Apr. 18th, 2011

The thing started, as such things usually do, in a bar. Really, the percentage of troublesome things that have their beginnings in bars is too high to be ignored; places that sell alcoholic beverages for on-site consumption ought to be made illegal, except for the fact that so many people would then go insane.

Death and Taxes were sitting in a bar enjoying a quiet drink together. They had a sort of a private two-person club thing going, because of all the Supernatural Beings and Societal Forces in the universe, they were the only ones that could boast any degree of certainty. Pestilence? Significantly likely, particularly in certain squalid and ignorant corners of the globe, but increasingly uncertain owing to the advance of modern medicine. Avarice? Also a high probability eventuality, but with the rise of altruism in the richest one percent of humanity, not a certitude. Authoritarianism? Global Warming? Teen Sex? All these things have been, and will continue to be, strong bets. But Taxes and Death were certain, absolute locks, as agreed to by common sense and adage, and that made them special. It was only natural that special people would be drinking buddies.

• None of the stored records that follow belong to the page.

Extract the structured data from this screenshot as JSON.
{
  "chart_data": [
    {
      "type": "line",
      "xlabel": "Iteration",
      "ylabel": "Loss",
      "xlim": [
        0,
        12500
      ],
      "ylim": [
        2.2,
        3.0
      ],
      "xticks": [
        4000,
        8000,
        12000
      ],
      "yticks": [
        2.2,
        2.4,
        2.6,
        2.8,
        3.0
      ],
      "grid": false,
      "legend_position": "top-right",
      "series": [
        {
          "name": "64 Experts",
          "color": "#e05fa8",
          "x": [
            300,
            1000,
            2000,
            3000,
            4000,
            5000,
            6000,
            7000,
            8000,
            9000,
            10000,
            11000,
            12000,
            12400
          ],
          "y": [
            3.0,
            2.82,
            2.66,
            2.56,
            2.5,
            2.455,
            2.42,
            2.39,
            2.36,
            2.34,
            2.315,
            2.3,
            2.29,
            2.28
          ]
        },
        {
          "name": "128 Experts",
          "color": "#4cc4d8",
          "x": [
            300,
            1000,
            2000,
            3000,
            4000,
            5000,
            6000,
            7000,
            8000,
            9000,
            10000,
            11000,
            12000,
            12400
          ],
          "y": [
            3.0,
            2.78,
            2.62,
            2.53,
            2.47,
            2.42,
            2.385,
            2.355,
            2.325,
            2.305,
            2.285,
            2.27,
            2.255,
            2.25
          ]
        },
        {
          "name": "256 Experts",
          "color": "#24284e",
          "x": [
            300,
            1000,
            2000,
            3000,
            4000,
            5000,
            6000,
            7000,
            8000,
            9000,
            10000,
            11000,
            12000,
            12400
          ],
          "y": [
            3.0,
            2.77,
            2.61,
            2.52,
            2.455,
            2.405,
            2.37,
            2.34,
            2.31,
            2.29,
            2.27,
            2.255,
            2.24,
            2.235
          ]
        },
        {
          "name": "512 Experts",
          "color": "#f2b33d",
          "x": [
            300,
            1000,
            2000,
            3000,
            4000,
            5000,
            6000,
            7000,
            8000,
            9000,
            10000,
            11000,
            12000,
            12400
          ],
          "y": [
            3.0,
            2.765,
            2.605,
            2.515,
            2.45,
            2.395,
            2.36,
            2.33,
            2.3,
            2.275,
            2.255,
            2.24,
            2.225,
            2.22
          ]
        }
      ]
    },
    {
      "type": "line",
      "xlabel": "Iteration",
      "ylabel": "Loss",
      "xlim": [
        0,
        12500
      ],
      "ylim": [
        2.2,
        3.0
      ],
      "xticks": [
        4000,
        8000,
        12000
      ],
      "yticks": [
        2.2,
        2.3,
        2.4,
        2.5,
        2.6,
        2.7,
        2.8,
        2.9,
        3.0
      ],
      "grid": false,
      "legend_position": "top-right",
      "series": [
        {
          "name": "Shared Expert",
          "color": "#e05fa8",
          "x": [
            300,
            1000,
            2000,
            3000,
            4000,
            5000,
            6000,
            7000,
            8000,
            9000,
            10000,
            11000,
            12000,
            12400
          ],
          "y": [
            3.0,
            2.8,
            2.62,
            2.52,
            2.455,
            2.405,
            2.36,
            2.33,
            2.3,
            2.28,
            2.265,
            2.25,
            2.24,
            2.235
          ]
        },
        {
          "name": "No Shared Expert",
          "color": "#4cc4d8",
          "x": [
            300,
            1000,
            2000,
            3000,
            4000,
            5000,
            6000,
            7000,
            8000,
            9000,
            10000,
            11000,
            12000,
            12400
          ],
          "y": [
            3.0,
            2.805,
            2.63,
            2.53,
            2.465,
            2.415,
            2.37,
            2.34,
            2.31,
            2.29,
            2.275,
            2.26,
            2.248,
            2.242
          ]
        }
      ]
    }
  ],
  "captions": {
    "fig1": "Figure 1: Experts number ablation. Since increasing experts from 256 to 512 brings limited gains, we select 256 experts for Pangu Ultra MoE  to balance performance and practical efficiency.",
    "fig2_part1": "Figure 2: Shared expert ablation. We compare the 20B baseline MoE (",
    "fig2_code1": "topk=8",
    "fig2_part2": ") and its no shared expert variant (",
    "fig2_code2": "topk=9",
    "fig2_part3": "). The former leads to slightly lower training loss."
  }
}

Death raised his glass – a tumbler full of something dark and swirly, that had been chilled to a few degrees above freezing – and proposed a toast. "To us," he said somberly, "the only certain things in the whole wide world."

"I'll drink to that," agreed Taxes readily, clinking Death's drink with her own – A highball glass full of fruity liquid swimming around perfectly stacked ice cubes, and garnished with a toothpick spearing three gold balls. "We're the only things the cosmos can truly rely upon."

"Oh, no doubt," interrupted a stranger, who rather rudely pulled himself up a chair at the table. "I, for one, am glad to know you guys can be counted on like clockwork." The stranger wore a hood that concealed his features, a fashion styling that Death found rather passé.

"But, you know," cut in another stranger, sliding into another seat at the table, "I confess I've always wondered something." This was a woman with a long, flowing silk scarf masking her face. Taxes thought it was a rather overwrought accent, but was too polite to say so.

"What I want to know," continued the female interloper breathlessly, "is of the two of you – Death, Taxes – which one is the more certain?"

"Oh, my!" cooed a third stranger – another woman, this one wearing a full burkha, which was a somewhat exotic wardrobe choice at a bar. "This sounds like it has the makings of a competition!"